Puntos de vista lunes, 21 de febrero de 2022
POLÍTICA Y CULTURA
“¡Yo fui un sacerdote equivocado!”
Bien formado en sus estudios en Roma, era un intelectual de profunda base cultural y académica. El Padre Castillo de Aza había escrito aludiendo a Trujillo: “Lejos de retractarme de mi propósito, he llegado a la plena convicción de que la Iglesia Católica, Apostólica y Romana no registra, en sus anales milenarios, una figura de relieves tan destacados que, en conjunto, haya favorecido con tanta generosidad sus intereses espirituales y de cultura”. Haciendo una crítica a estos pronunciamientos del pasado, yo había escrito que ese sacerdote era “indigno” de sus prendas de representación eclesiásticas, al elevar a Trujillo a un sitial que no le correspondía. Aquel hombre, me dijo, mirándome a los ojos: “nosotros vivimos una realidad impostora, ignorante en su esencia de todo lo que transcurría en el Poder político.

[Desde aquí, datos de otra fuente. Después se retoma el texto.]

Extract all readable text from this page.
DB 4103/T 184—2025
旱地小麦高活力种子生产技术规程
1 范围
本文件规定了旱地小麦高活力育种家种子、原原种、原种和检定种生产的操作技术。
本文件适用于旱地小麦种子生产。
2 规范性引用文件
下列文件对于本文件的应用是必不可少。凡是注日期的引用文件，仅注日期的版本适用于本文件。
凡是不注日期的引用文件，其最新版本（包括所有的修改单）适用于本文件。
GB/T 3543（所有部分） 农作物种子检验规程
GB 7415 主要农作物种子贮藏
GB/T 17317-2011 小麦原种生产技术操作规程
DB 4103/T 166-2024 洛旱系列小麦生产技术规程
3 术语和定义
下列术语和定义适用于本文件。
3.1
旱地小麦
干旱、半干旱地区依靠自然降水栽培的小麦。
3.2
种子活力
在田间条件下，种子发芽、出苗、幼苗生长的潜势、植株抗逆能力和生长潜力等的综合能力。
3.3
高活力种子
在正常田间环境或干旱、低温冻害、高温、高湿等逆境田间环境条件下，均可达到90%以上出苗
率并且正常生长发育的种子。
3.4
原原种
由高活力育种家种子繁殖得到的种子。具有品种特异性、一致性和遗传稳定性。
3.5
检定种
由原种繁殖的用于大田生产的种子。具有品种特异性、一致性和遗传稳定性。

Cuando promoví que se le otorgara al Generalísimo el título de Benefactor de la Iglesia, lo hice como un trujillista convencido de la gran obra unificadora de Trujillo y los apoyos a nuestra labor de evangelización. En mi fuero íntimo puedo confesarle, que no hice daño a nadie y le pedí perdón a Dios por haberme extralimitado, confundido en mis apreciaciones de aquel momento, pero yo no soy un sacerdote indigno, yo fui un sacerdote equivocado”. Le respondí, que no hubo nada personal en la alusión, sino el deseo de explicar las contradicciones suscitadas entre la Iglesia en su Pastoral y la respuesta del Papa Juan XXIII, negando como oficio y consejería, que se le otorgara a Trujillo ese título, y por otro lado, las declaraciones laudatorias a Trujillo como las expresadas por él.
Era la dicotomía entre aquel discurso, los agravios y la expiación de culpas. Fue un desafío para el Padre Zenón acudir a darme una explicación, a sobrecoger su espíritu, a flagelarse tantos años después de un desatino, a yugular un tiempo histórico por el que nadie le estaba ajustando cuentas. Entonces me dijo que le diera un abrazo. Me levanté de mi curul y le di un abrazo. Lo invité a beber un café. Parecía un niño en el día de Reyes. Algo en su alma se había desprendido para siempre como yerro y castigo. Y en mi cabeza se quedó clavada su frase, “yo no soy un sacerdote indigno, yo fui un sacerdote equivocado”.